Giving the 1999 Order its
nunc pro tunc
effect preserves its status as a QDRO under ERISA. The only way to conclude otherwise is to hold that ERISA precludes state courts from exercising their authority to grant retrospective relief in a domestic relations case for the purpose of correcting the inadvertent omission of assets in divorce proceedings once the ERISA-qualified plan participant dies. There is nothing in the ERISA statute or its legislative history compelling such a holding,
and I agree with Judge Mansmann that there are significant policy reasons not so to hold.
Correcting the effect of the Second Plan’s inadvertent omission was clearly the intent of the domestic relations judge in this case in granting Patton’s Motion for Nunc Pro Tunc Order. To limit its ability to effectuate that intent when ERISA does not expressly require it would unnecessarily inject this court into a state domestic relations proceeding with which it is wholly unfamiliar. The state domestic relations judge was familiar with both parties before Mr. Phipers’s death, approved their Settlement Agreement and issued a previous QDRO giving Patton her interest in the only pension plan identified at the time of the parties’ divorce.
Under these circumstances, I will not second-guess that court’s determination that the later-discovered Second Plan was inadvertently omitted and will not prohibit, by adopting a dubious principle of federal common law, state court judges from exercising their
nunc pro tunc
authority to correct such omissions in the future. I agree with Judge Mansmann that state courts should be given leeway in entering or modifying domestic relations orders.
Samaroo,
193 F.3d at 193. “State courts are charged with administering the important, and often complex and volatile, area of domestic relations law.”
Id.
(citing
Hisquierdo v. Hisquierdo,
439 U.S. 572, 581, 99 S.Ct. 802, 59 L.Ed.2d 1 (1979)(subject of domestic relations of husband and wife “ ‘belongs to the laws of the States and not to the laws of the United States’ ”) (citation omitted)).
III. CONCLUSION.
My charge in this case is either to give an otherwise valid state domestic relations court order its stated
nunc pro tunc
effect or to hold that ERISA preempts state law in this regard and prohibits the exercise of
nunc pro tunc
authority upon the death of an ERISA-qualified plan participant. I decline to do the latter. ERISA does not compel such a conclusion and I see no legitimate federal policy reason for circumscribing state domestic relations courts’ authority in this regard. To the contrary, there are strong policy reasons to leave the state domestic relations courts’ discretionary authority to determine and effectuate the intent of husbands and wives in divorce intact under the specific facts of the cases before them. Any concern that state courts will abuse that authority by issuing improper
nunc pro tunc
orders is unfounded. The circumstances under which orders
nunc pro tunc
may be entered under Colorado law are narrow,
see Perdew,
and divorce courts will continue to be bound by the standards articulated therein. My holding, moreover, is limited to the circumstances presented here, namely, no proceeds from the omitted Plan have been disbursed nor a competing “alternate payee” identified.
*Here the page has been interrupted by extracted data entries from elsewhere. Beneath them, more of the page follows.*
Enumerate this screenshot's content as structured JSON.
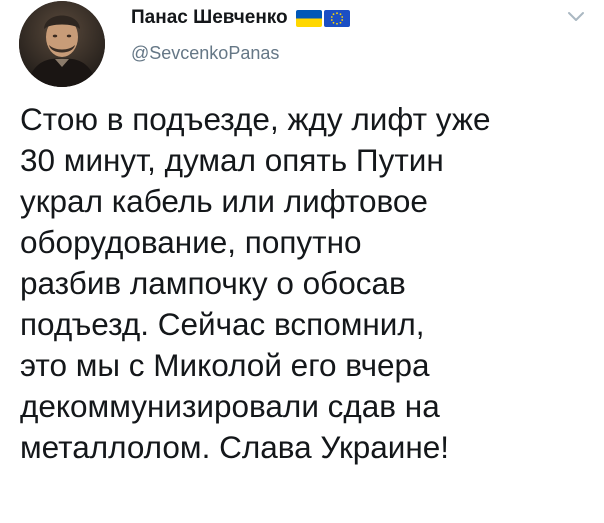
{
  "author": {
    "display_name": "Панас Шевченко",
    "handle": "@SevcenkoPanas",
    "flag_icons": [
      "ukraine-flag-icon",
      "eu-flag-icon"
    ],
    "avatar_icon": "portrait-avatar"
  },
  "tweet": {
    "text": "Стою в подъезде, жду лифт уже\n30 минут, думал опять Путин\nукрал кабель или лифтовое\nоборудование, попутно\nразбив лампочку о обосав\nподъезд. Сейчас вспомнил,\nэто мы с Миколой его вчера\nдекоммунизировали сдав на\nметаллолом. Слава Украине!"
  },
  "menu": {
    "icon": "chevron-down-icon"
  },
  "colors": {
    "text": "#14171a",
    "muted": "#657786",
    "chevron": "#aab8c2",
    "ukraine_blue": "#0057b7",
    "ukraine_yellow": "#ffd700",
    "eu_blue": "#1b4fc4",
    "eu_stars": "#ffd700"
  }
}
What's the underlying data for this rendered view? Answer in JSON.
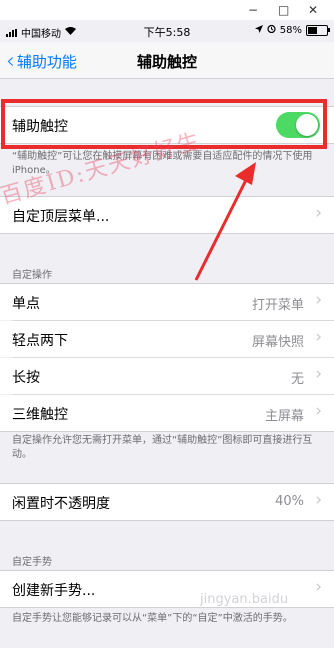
{
  "window": {
    "minimize": "−",
    "maximize": "□",
    "close": "✕"
  },
  "status": {
    "carrier": "中国移动",
    "time": "下午5:58",
    "battery": "58%",
    "battery_level": 0.58
  },
  "nav": {
    "back_label": "辅助功能",
    "title": "辅助触控"
  },
  "assistive_touch": {
    "label": "辅助触控",
    "enabled": true,
    "note": "“辅助触控”可让您在触摸屏幕有困难或需要自适应配件的情况下使用 iPhone。"
  },
  "customize": {
    "label": "自定顶层菜单..."
  },
  "custom_actions": {
    "header": "自定操作",
    "items": [
      {
        "label": "单点",
        "value": "打开菜单"
      },
      {
        "label": "轻点两下",
        "value": "屏幕快照"
      },
      {
        "label": "长按",
        "value": "无"
      },
      {
        "label": "三维触控",
        "value": "主屏幕"
      }
    ],
    "note": "自定操作允许您无需打开菜单，通过“辅助触控”图标即可直接进行互动。"
  },
  "idle_opacity": {
    "label": "闲置时不透明度",
    "value": "40%"
  },
  "custom_gestures": {
    "header": "自定手势",
    "create_label": "创建新手势...",
    "note": "自定手势让您能够记录可以从“菜单”下的“自定”中激活的手势。"
  },
  "watermark": {
    "text": "百度ID:天天好好生",
    "site": "jingyan.baidu"
  }
}
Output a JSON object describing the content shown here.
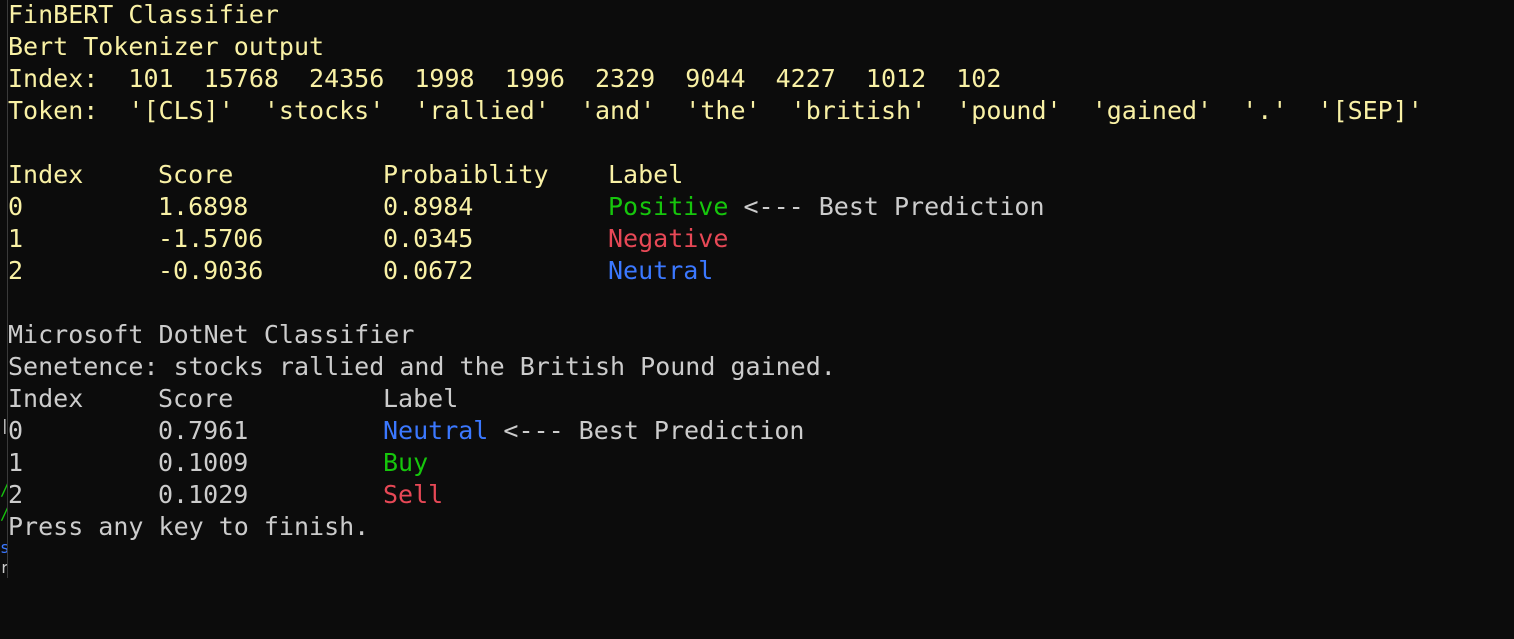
{
  "finbert": {
    "title": "FinBERT Classifier",
    "tokenizer_header": "Bert Tokenizer output",
    "index_line": "Index:  101  15768  24356  1998  1996  2329  9044  4227  1012  102",
    "token_line": "Token:  '[CLS]'  'stocks'  'rallied'  'and'  'the'  'british'  'pound'  'gained'  '.'  '[SEP]'",
    "headers": [
      "Index",
      "Score",
      "Probaiblity",
      "Label"
    ],
    "rows": [
      {
        "index": "0",
        "score": "1.6898",
        "prob": "0.8984",
        "label": "Positive",
        "suffix": " <--- Best Prediction"
      },
      {
        "index": "1",
        "score": "-1.5706",
        "prob": "0.0345",
        "label": "Negative",
        "suffix": ""
      },
      {
        "index": "2",
        "score": "-0.9036",
        "prob": "0.0672",
        "label": "Neutral",
        "suffix": ""
      }
    ]
  },
  "dotnet": {
    "title": "Microsoft DotNet Classifier",
    "sentence": "Senetence: stocks rallied and the British Pound gained.",
    "headers": [
      "Index",
      "Score",
      "Label"
    ],
    "rows": [
      {
        "index": "0",
        "score": "0.7961",
        "label": "Neutral",
        "suffix": " <--- Best Prediction"
      },
      {
        "index": "1",
        "score": "0.1009",
        "label": "Buy",
        "suffix": ""
      },
      {
        "index": "2",
        "score": "0.1029",
        "label": "Sell",
        "suffix": ""
      }
    ]
  },
  "footer": "Press any key to finish.",
  "colors": {
    "background": "#0c0c0c",
    "yellow_text": "#f9f1a5",
    "white_text": "#cccccc",
    "green": "#16c60c",
    "red": "#e74856",
    "blue": "#3b78ff"
  }
}
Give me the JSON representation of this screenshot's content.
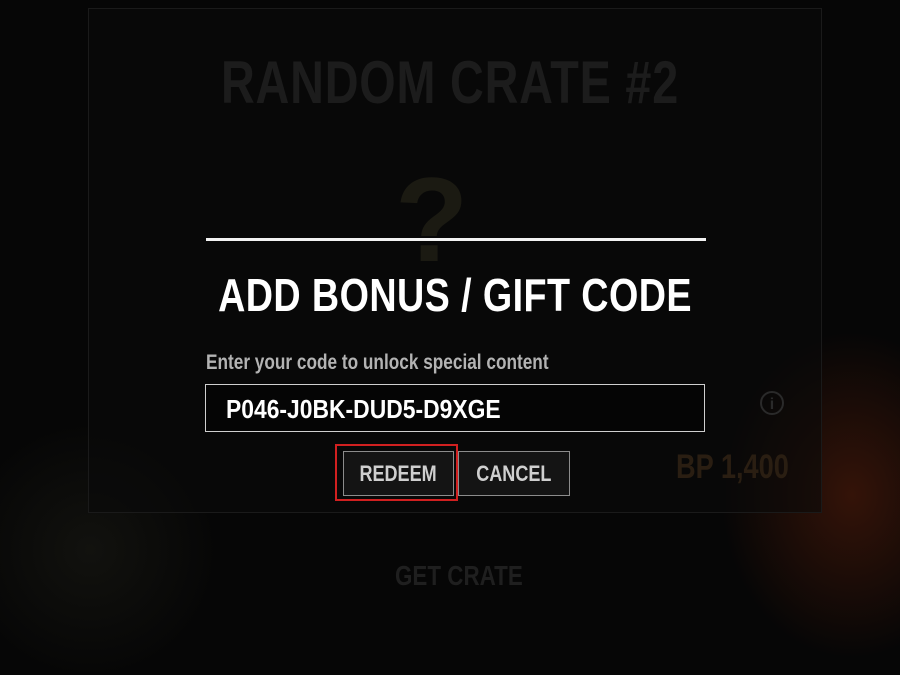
{
  "background": {
    "crate_title": "RANDOM CRATE #2",
    "crate_icon": "?",
    "info_icon": "info-icon",
    "price": "BP 1,400",
    "get_crate_label": "GET CRATE"
  },
  "modal": {
    "title": "ADD BONUS / GIFT CODE",
    "hint": "Enter your code to unlock special content",
    "code_value": "P046-J0BK-DUD5-D9XGE",
    "redeem_label": "REDEEM",
    "cancel_label": "CANCEL"
  },
  "colors": {
    "highlight": "#d12020",
    "text": "#ffffff",
    "hint": "#b3b3b3"
  }
}
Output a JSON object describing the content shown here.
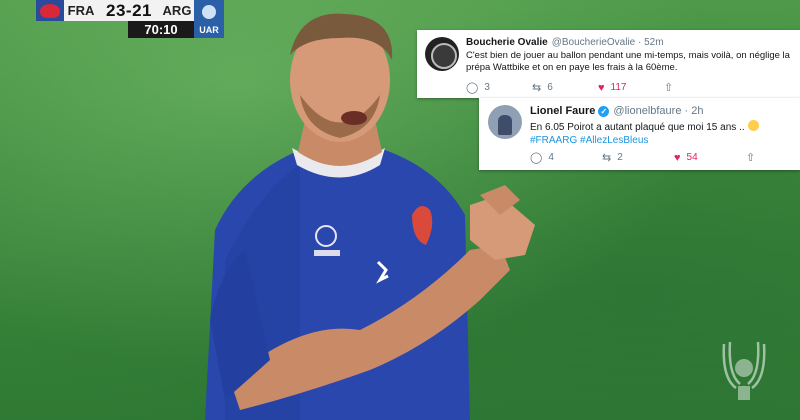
{
  "scorebug": {
    "home_team": "FRA",
    "home_score": "23",
    "separator": "-",
    "away_score": "21",
    "away_team": "ARG",
    "clock": "70:10",
    "away_logo_text": "UAR"
  },
  "tweets": [
    {
      "display_name": "Boucherie Ovalie",
      "handle": "@BoucherieOvalie",
      "time": "52m",
      "verified": false,
      "text": "C'est bien de jouer au ballon pendant une mi-temps, mais voilà, on néglige la prépa Wattbike et on en paye les frais à la 60ème.",
      "hashtags": "",
      "replies": "3",
      "retweets": "6",
      "likes": "117"
    },
    {
      "display_name": "Lionel Faure",
      "handle": "@lionelbfaure",
      "time": "2h",
      "verified": true,
      "text": "En 6.05 Poirot a autant plaqué que moi 15 ans ..",
      "hashtags": "#FRAARG #AllezLesBleus",
      "emoji_icon": "grinning-sweat-face",
      "replies": "4",
      "retweets": "2",
      "likes": "54"
    }
  ],
  "colors": {
    "pitch": "#3d8a3d",
    "france_blue": "#2342a8",
    "twitter_blue": "#1b95e0",
    "like_red": "#e0245e"
  },
  "icons": {
    "reply": "reply-icon",
    "retweet": "retweet-icon",
    "like": "heart-icon",
    "share": "share-icon"
  }
}
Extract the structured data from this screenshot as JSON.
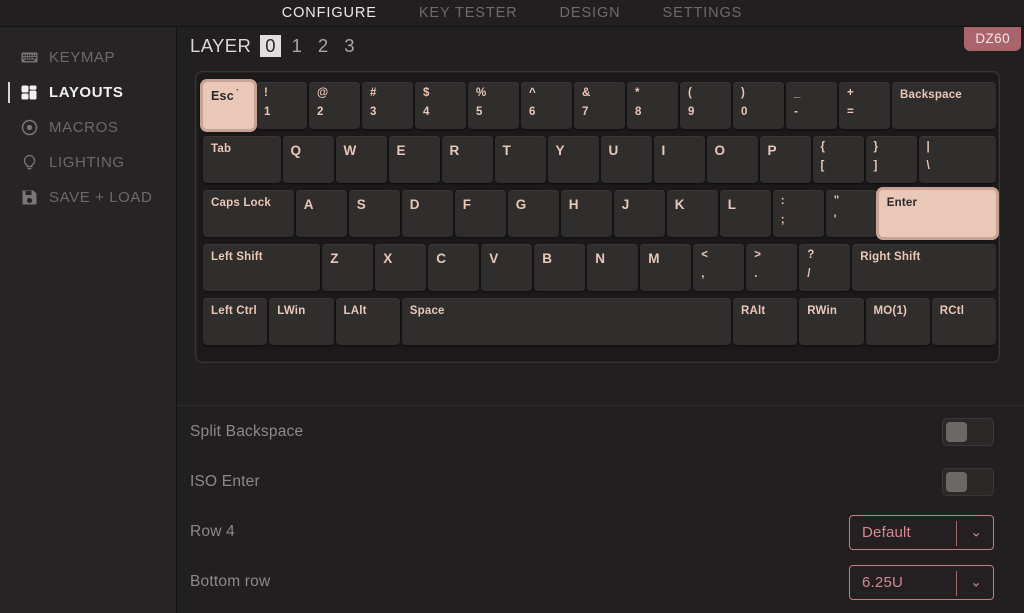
{
  "topnav": {
    "tabs": [
      {
        "label": "CONFIGURE",
        "active": true
      },
      {
        "label": "KEY TESTER",
        "active": false
      },
      {
        "label": "DESIGN",
        "active": false
      },
      {
        "label": "SETTINGS",
        "active": false
      }
    ]
  },
  "sidebar": {
    "items": [
      {
        "label": "KEYMAP",
        "icon": "keyboard-icon",
        "active": false
      },
      {
        "label": "LAYOUTS",
        "icon": "layout-grid-icon",
        "active": true
      },
      {
        "label": "MACROS",
        "icon": "record-dot-icon",
        "active": false
      },
      {
        "label": "LIGHTING",
        "icon": "lightbulb-icon",
        "active": false
      },
      {
        "label": "SAVE + LOAD",
        "icon": "floppy-disk-icon",
        "active": false
      }
    ]
  },
  "layer_selector": {
    "word": "LAYER",
    "layers": [
      "0",
      "1",
      "2",
      "3"
    ],
    "active": "0"
  },
  "device_badge": {
    "label": "DZ60",
    "color": "#a9646c"
  },
  "keyboard": {
    "unit": 53,
    "rows": [
      {
        "keys": [
          {
            "label": "Esc",
            "tick": "`",
            "w": 1,
            "state": "selected"
          },
          {
            "label": "!",
            "sub": "1",
            "w": 1
          },
          {
            "label": "@",
            "sub": "2",
            "w": 1
          },
          {
            "label": "#",
            "sub": "3",
            "w": 1
          },
          {
            "label": "$",
            "sub": "4",
            "w": 1
          },
          {
            "label": "%",
            "sub": "5",
            "w": 1
          },
          {
            "label": "^",
            "sub": "6",
            "w": 1
          },
          {
            "label": "&",
            "sub": "7",
            "w": 1
          },
          {
            "label": "*",
            "sub": "8",
            "w": 1
          },
          {
            "label": "(",
            "sub": "9",
            "w": 1
          },
          {
            "label": ")",
            "sub": "0",
            "w": 1
          },
          {
            "label": "_",
            "sub": "-",
            "w": 1
          },
          {
            "label": "+",
            "sub": "=",
            "w": 1
          },
          {
            "label": "Backspace",
            "w": 2
          }
        ]
      },
      {
        "keys": [
          {
            "label": "Tab",
            "w": 1.5
          },
          {
            "label": "Q",
            "w": 1,
            "big": true
          },
          {
            "label": "W",
            "w": 1,
            "big": true
          },
          {
            "label": "E",
            "w": 1,
            "big": true
          },
          {
            "label": "R",
            "w": 1,
            "big": true
          },
          {
            "label": "T",
            "w": 1,
            "big": true
          },
          {
            "label": "Y",
            "w": 1,
            "big": true
          },
          {
            "label": "U",
            "w": 1,
            "big": true
          },
          {
            "label": "I",
            "w": 1,
            "big": true
          },
          {
            "label": "O",
            "w": 1,
            "big": true
          },
          {
            "label": "P",
            "w": 1,
            "big": true
          },
          {
            "label": "{",
            "sub": "[",
            "w": 1
          },
          {
            "label": "}",
            "sub": "]",
            "w": 1
          },
          {
            "label": "|",
            "sub": "\\",
            "w": 1.5
          }
        ]
      },
      {
        "keys": [
          {
            "label": "Caps Lock",
            "w": 1.75
          },
          {
            "label": "A",
            "w": 1,
            "big": true
          },
          {
            "label": "S",
            "w": 1,
            "big": true
          },
          {
            "label": "D",
            "w": 1,
            "big": true
          },
          {
            "label": "F",
            "w": 1,
            "big": true
          },
          {
            "label": "G",
            "w": 1,
            "big": true
          },
          {
            "label": "H",
            "w": 1,
            "big": true
          },
          {
            "label": "J",
            "w": 1,
            "big": true
          },
          {
            "label": "K",
            "w": 1,
            "big": true
          },
          {
            "label": "L",
            "w": 1,
            "big": true
          },
          {
            "label": ":",
            "sub": ";",
            "w": 1
          },
          {
            "label": "\"",
            "sub": "'",
            "w": 1
          },
          {
            "label": "Enter",
            "w": 2.25,
            "state": "hovered"
          }
        ]
      },
      {
        "keys": [
          {
            "label": "Left Shift",
            "w": 2.25
          },
          {
            "label": "Z",
            "w": 1,
            "big": true
          },
          {
            "label": "X",
            "w": 1,
            "big": true
          },
          {
            "label": "C",
            "w": 1,
            "big": true
          },
          {
            "label": "V",
            "w": 1,
            "big": true
          },
          {
            "label": "B",
            "w": 1,
            "big": true
          },
          {
            "label": "N",
            "w": 1,
            "big": true
          },
          {
            "label": "M",
            "w": 1,
            "big": true
          },
          {
            "label": "<",
            "sub": ",",
            "w": 1
          },
          {
            "label": ">",
            "sub": ".",
            "w": 1
          },
          {
            "label": "?",
            "sub": "/",
            "w": 1
          },
          {
            "label": "Right Shift",
            "w": 2.75
          }
        ]
      },
      {
        "keys": [
          {
            "label": "Left Ctrl",
            "w": 1.25
          },
          {
            "label": "LWin",
            "w": 1.25
          },
          {
            "label": "LAlt",
            "w": 1.25
          },
          {
            "label": "Space",
            "w": 6.25
          },
          {
            "label": "RAlt",
            "w": 1.25
          },
          {
            "label": "RWin",
            "w": 1.25
          },
          {
            "label": "MO(1)",
            "w": 1.25
          },
          {
            "label": "RCtl",
            "w": 1.25
          }
        ]
      }
    ]
  },
  "options": [
    {
      "label": "Split Backspace",
      "type": "toggle",
      "value": "off"
    },
    {
      "label": "ISO Enter",
      "type": "toggle",
      "value": "off"
    },
    {
      "label": "Row 4",
      "type": "select",
      "value": "Default"
    },
    {
      "label": "Bottom row",
      "type": "select",
      "value": "6.25U"
    }
  ]
}
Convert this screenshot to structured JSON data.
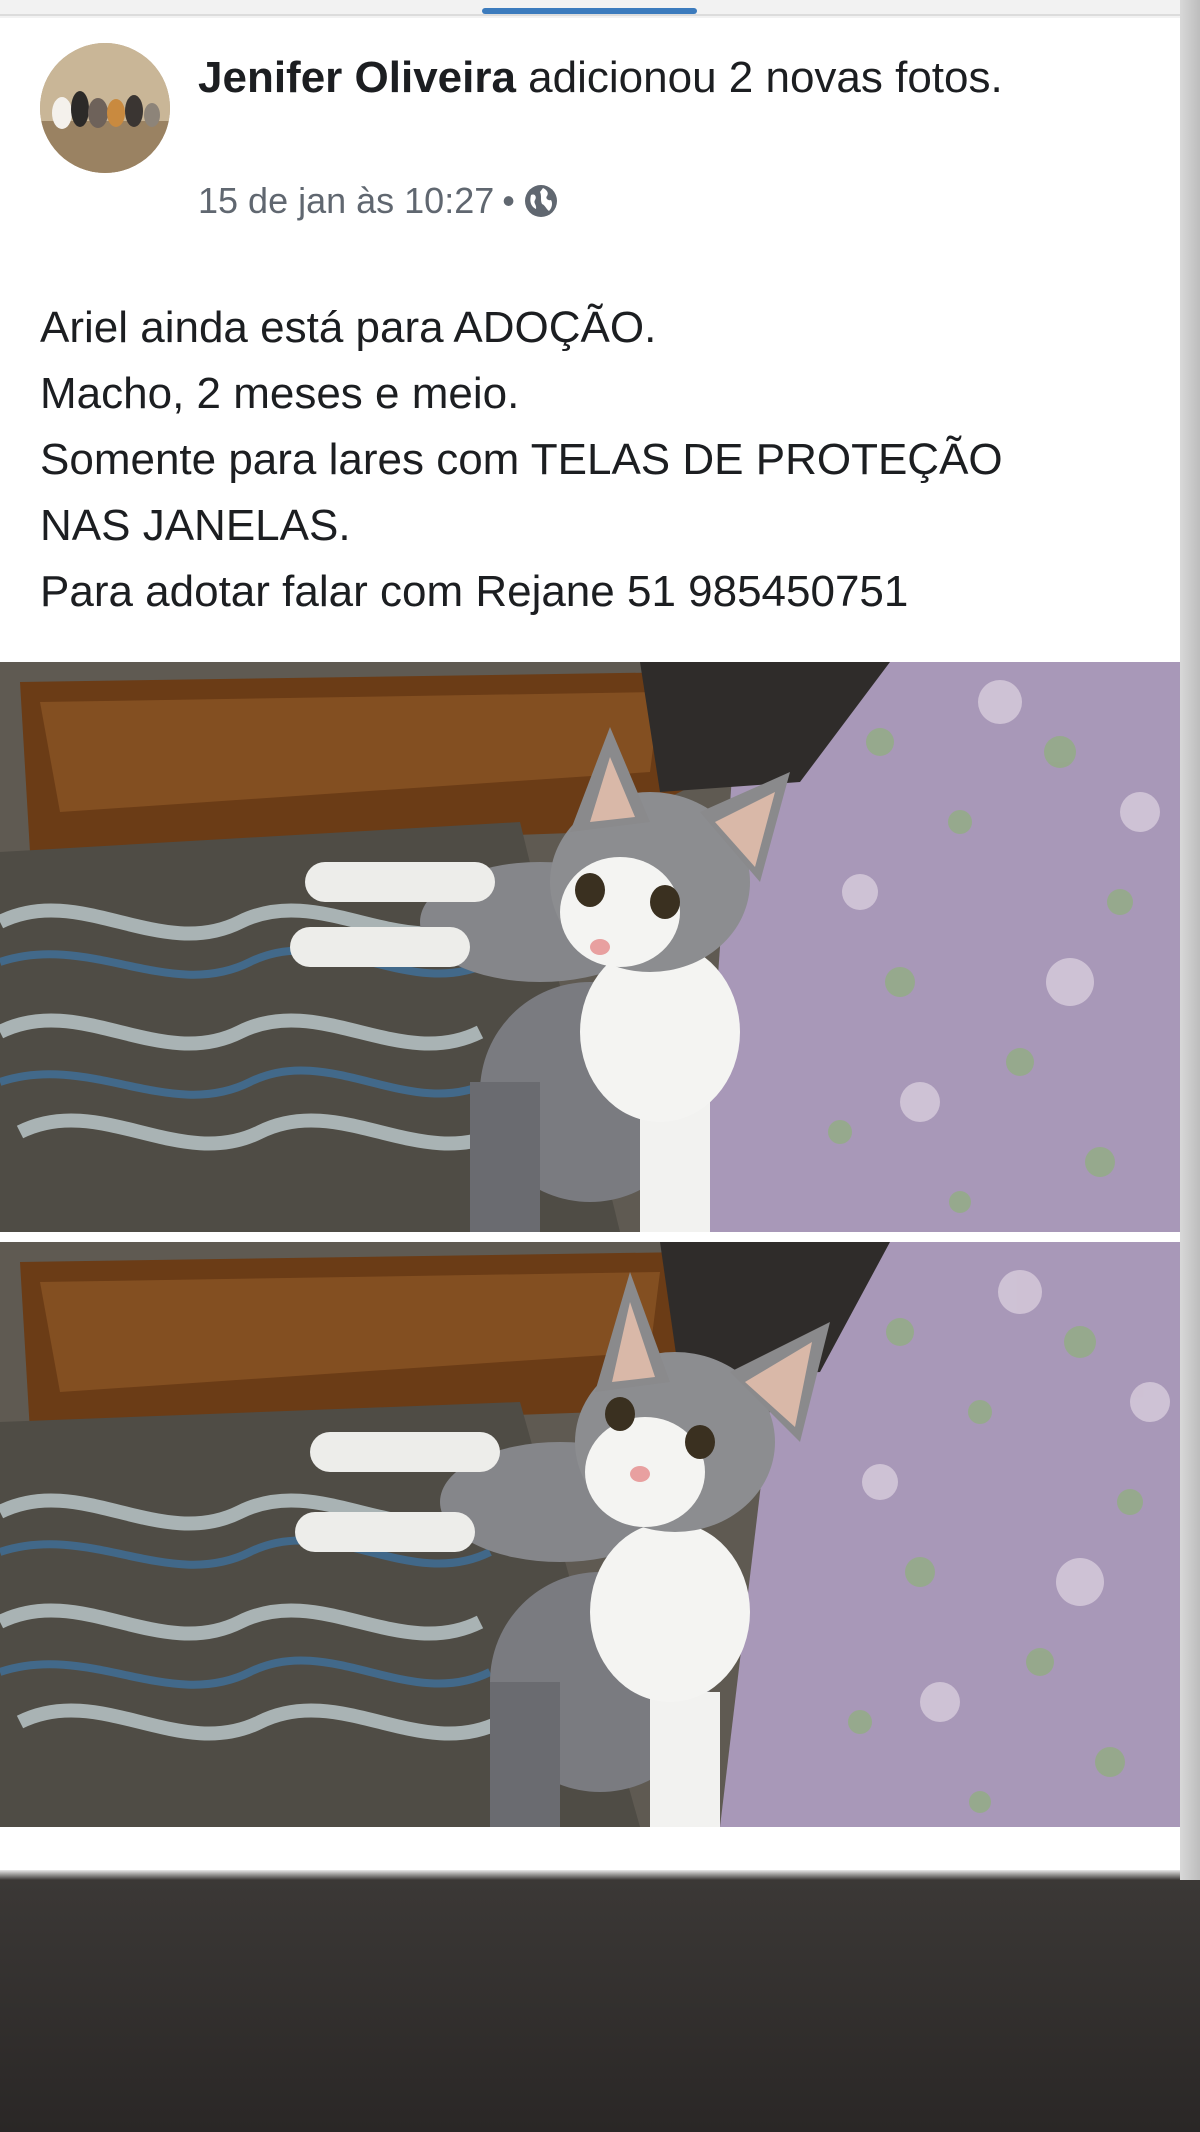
{
  "post": {
    "author_name": "Jenifer Oliveira",
    "action_text": " adicionou 2 novas fotos.",
    "timestamp": "15 de jan às 10:27",
    "separator": "•",
    "privacy_icon": "globe-icon",
    "text_lines": [
      "Ariel ainda está para ADOÇÃO.",
      "Macho, 2 meses e meio.",
      "Somente para lares com TELAS DE PROTEÇÃO",
      "NAS JANELAS.",
      "Para adotar falar com Rejane 51 985450751"
    ]
  },
  "photos": [
    {
      "subject": "tabby-white-kitten-on-bed"
    },
    {
      "subject": "tabby-white-kitten-on-bed"
    }
  ],
  "colors": {
    "progress_indicator": "#3c7bbd",
    "text_primary": "#1c1e21",
    "text_secondary": "#606770"
  }
}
Based on the foregoing, IT IS ORDERED that Plaintiffs Motion for Summary Judgment is GRANTED and Defendants’ Motion for Summary Judgment is DENIED. The state domestic relations court’s 1999 Order is deemed a valid QDRO under ERISA such that the Plan Administrator must recognize Patton’s interest as a surviving spouse in the proceeds of the omitted Second Plan as set forth in that Order.